Computer Systems - A Programmer's Perspective (CSAPP) - CMU 15213

CSAPP 非常巧妙的把程序设计及优化、数字电路基础、指令集体系、汇编语言、存储器体系结构、链接与装载、进程、虚存等来自不同学科的核心知识点和在一起，并以程序员的视角呈现; 告诉我们作为一个程序员，究竟需要对计算机的硬件了解到什么程度？

本笔记是 CMU CSAPP 的学习笔记, 使用 CMU 15-213, UW CSE351 的课程视频, lab, 作业, project 辅助练习.

信息的表达与操作

Information is Bits + Context. Study systems by tracing the lifetime of the hello program, from the time it is created by a programmer, until it runs on a system, prints its simple message, and terminates.

#include <stdio.h>
int main()
{ printf("hello, world\n"); }

The source program is a sequence of bits, each with a value of 0 or 1, organized in 8-bit chunks(bytes).
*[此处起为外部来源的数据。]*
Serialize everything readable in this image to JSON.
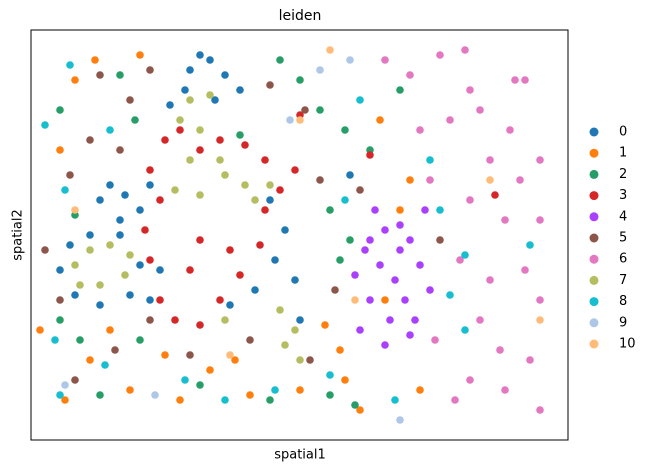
{
  "chart_data": {
    "type": "scatter",
    "title": "leiden",
    "x_label": "spatial1",
    "y_label": "spatial2",
    "xlim": [
      0,
      537
    ],
    "ylim": [
      0,
      410
    ],
    "legend": "right",
    "series": [
      {
        "name": "0",
        "color": "#1f77b4",
        "x": [
          169,
          179,
          159,
          194,
          154,
          209,
          139,
          184,
          79,
          94,
          69,
          109,
          89,
          119,
          39,
          29,
          44,
          69,
          99,
          109,
          89,
          59,
          239,
          254,
          244,
          224,
          199,
          264,
          269,
          129,
          119,
          319
        ],
        "y": [
          385,
          380,
          370,
          365,
          350,
          350,
          335,
          340,
          255,
          245,
          240,
          230,
          220,
          255,
          195,
          170,
          145,
          135,
          145,
          175,
          205,
          205,
          240,
          210,
          180,
          150,
          135,
          160,
          120,
          170,
          140,
          265
        ]
      },
      {
        "name": "1",
        "color": "#ff7f0e",
        "x": [
          44,
          64,
          109,
          29,
          9,
          59,
          99,
          149,
          179,
          219,
          269,
          309,
          314,
          354,
          379,
          369,
          349,
          389,
          134,
          204,
          34,
          79,
          294,
          329
        ],
        "y": [
          360,
          380,
          385,
          290,
          110,
          80,
          50,
          40,
          70,
          45,
          50,
          90,
          60,
          140,
          260,
          230,
          320,
          50,
          85,
          80,
          40,
          110,
          115,
          30
        ]
      },
      {
        "name": "2",
        "color": "#279e68",
        "x": [
          29,
          89,
          249,
          289,
          314,
          299,
          309,
          29,
          49,
          109,
          169,
          239,
          299,
          339,
          319,
          44,
          104,
          269,
          369,
          324,
          69,
          209
        ],
        "y": [
          330,
          365,
          380,
          330,
          310,
          230,
          180,
          120,
          100,
          100,
          55,
          40,
          45,
          290,
          200,
          225,
          320,
          360,
          350,
          35,
          45,
          305
        ]
      },
      {
        "name": "3",
        "color": "#d62728",
        "x": [
          134,
          149,
          169,
          189,
          214,
          234,
          119,
          129,
          114,
          119,
          129,
          144,
          169,
          189,
          209,
          229,
          234,
          249,
          169,
          159,
          199,
          264,
          269,
          464,
          339
        ],
        "y": [
          300,
          310,
          290,
          300,
          295,
          280,
          270,
          240,
          210,
          180,
          140,
          120,
          115,
          140,
          165,
          195,
          230,
          250,
          200,
          170,
          190,
          270,
          325,
          245,
          285
        ]
      },
      {
        "name": "4",
        "color": "#aa40fc",
        "x": [
          339,
          354,
          369,
          349,
          364,
          379,
          389,
          374,
          359,
          339,
          329,
          354,
          384,
          394,
          399,
          324,
          344,
          369,
          379,
          334
        ],
        "y": [
          200,
          210,
          190,
          175,
          160,
          200,
          175,
          140,
          120,
          140,
          110,
          95,
          120,
          230,
          150,
          165,
          230,
          215,
          105,
          190
        ]
      },
      {
        "name": "5",
        "color": "#8c564b",
        "x": [
          69,
          119,
          99,
          59,
          39,
          14,
          29,
          84,
          119,
          159,
          219,
          279,
          289,
          304,
          89,
          239,
          274,
          44,
          329,
          409
        ],
        "y": [
          365,
          370,
          340,
          300,
          265,
          190,
          140,
          90,
          120,
          85,
          100,
          80,
          260,
          150,
          290,
          355,
          330,
          60,
          250,
          200
        ]
      },
      {
        "name": "6",
        "color": "#e377c2",
        "x": [
          354,
          379,
          409,
          434,
          439,
          419,
          449,
          484,
          494,
          479,
          509,
          459,
          489,
          439,
          474,
          509,
          429,
          459,
          494,
          509,
          449,
          469,
          499,
          439,
          474,
          509,
          424,
          404,
          399,
          389
        ],
        "y": [
          380,
          365,
          385,
          390,
          350,
          320,
          330,
          360,
          360,
          310,
          280,
          280,
          260,
          240,
          220,
          220,
          180,
          160,
          170,
          140,
          120,
          90,
          80,
          60,
          50,
          30,
          40,
          100,
          260,
          310
        ]
      },
      {
        "name": "7",
        "color": "#b5bd61",
        "x": [
          44,
          59,
          79,
          99,
          94,
          69,
          49,
          159,
          179,
          149,
          169,
          159,
          144,
          169,
          194,
          214,
          239,
          224,
          189,
          249,
          264,
          269,
          254,
          194
        ],
        "y": [
          175,
          190,
          195,
          185,
          165,
          155,
          155,
          340,
          345,
          320,
          310,
          280,
          250,
          245,
          265,
          255,
          255,
          240,
          280,
          130,
          110,
          80,
          95,
          120
        ]
      },
      {
        "name": "8",
        "color": "#17becf",
        "x": [
          14,
          34,
          24,
          79,
          74,
          154,
          244,
          299,
          329,
          314,
          399,
          409,
          434,
          434,
          499,
          419,
          29,
          194,
          364,
          39
        ],
        "y": [
          315,
          250,
          100,
          310,
          75,
          60,
          50,
          65,
          340,
          240,
          280,
          230,
          185,
          110,
          195,
          145,
          45,
          40,
          40,
          375
        ]
      },
      {
        "name": "9",
        "color": "#aec7e8",
        "x": [
          289,
          259,
          34,
          124,
          369,
          319
        ],
        "y": [
          370,
          320,
          55,
          45,
          20,
          380
        ]
      },
      {
        "name": "10",
        "color": "#ffbb78",
        "x": [
          299,
          459,
          44,
          324,
          199,
          509,
          269
        ],
        "y": [
          390,
          260,
          230,
          140,
          85,
          120,
          320
        ]
      }
    ]
  }
}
Each byte represents some text character in the program.

All information in a system — including disk files, programs stored in memory, user data stored in memory, and data transferred across a network—is represented as a bunch of bits.

整数加减乘位移

Most machines shift and add faster than multiply, compiler translate multiply to shift and add automatically.

Power-of-2 Multiply with Shift: u << k gives $u \times 2^k$, u * 24 = u * 32 - u * 8 = (u << 5) - (u << 3)

Signed Power-of-2 Divide with Shift: x >> k using arithmetic shift(补1) gives $x / 2^k$, when u < 0, say y = -15213 = b[11000100 10010011], y >> 1 = b[11100010 01001001] = -7607, the rounding is downward, which is not the same as the convention toward zero.

Correct Power-of-2 Divide by adding bias: $x / 2^k$, computed as $(x + 2^k - 1) / 2^k$, in C (x<0 ? x+(1<<k)-1 : x) >> k

浮点数

IEEE floating-point standard represents a number in a form $V = (−1)^s × M × 2^E$

sign s: determines whether the number is negative (s = 1) or positive (s = 0)
exponent E weights the value by a (possibly negative) power of 2, encoded by the k-bit exponent field exp.
significand M: a fractional binary number that ranges either [1, 2 − ϵ) or [0, 1 − ϵ), encoded by the n-bit fraction field frac

image from http://www.cs.cmu.edu/~213/ Case 1: Normalized Values E is interpreted as representing a signed integer in biased form, E = e − Bias, where e is the unsigned number, Bias equals to $2^{k−1}−1$. The significand is defined to be M = 1 + f, where f is the fraction field, 0 ≤ f < 1, M = $1.f_{n−1}f_{n−2}...f_0$

Case 2: Denormalized Values Exponent field is all zeros, the exponent value is E = 1 − Bias, and the significand value is M = f, M = $0.f_{n−1}f_{n−2}...f_0$ Denormalized numbers serve two purposes.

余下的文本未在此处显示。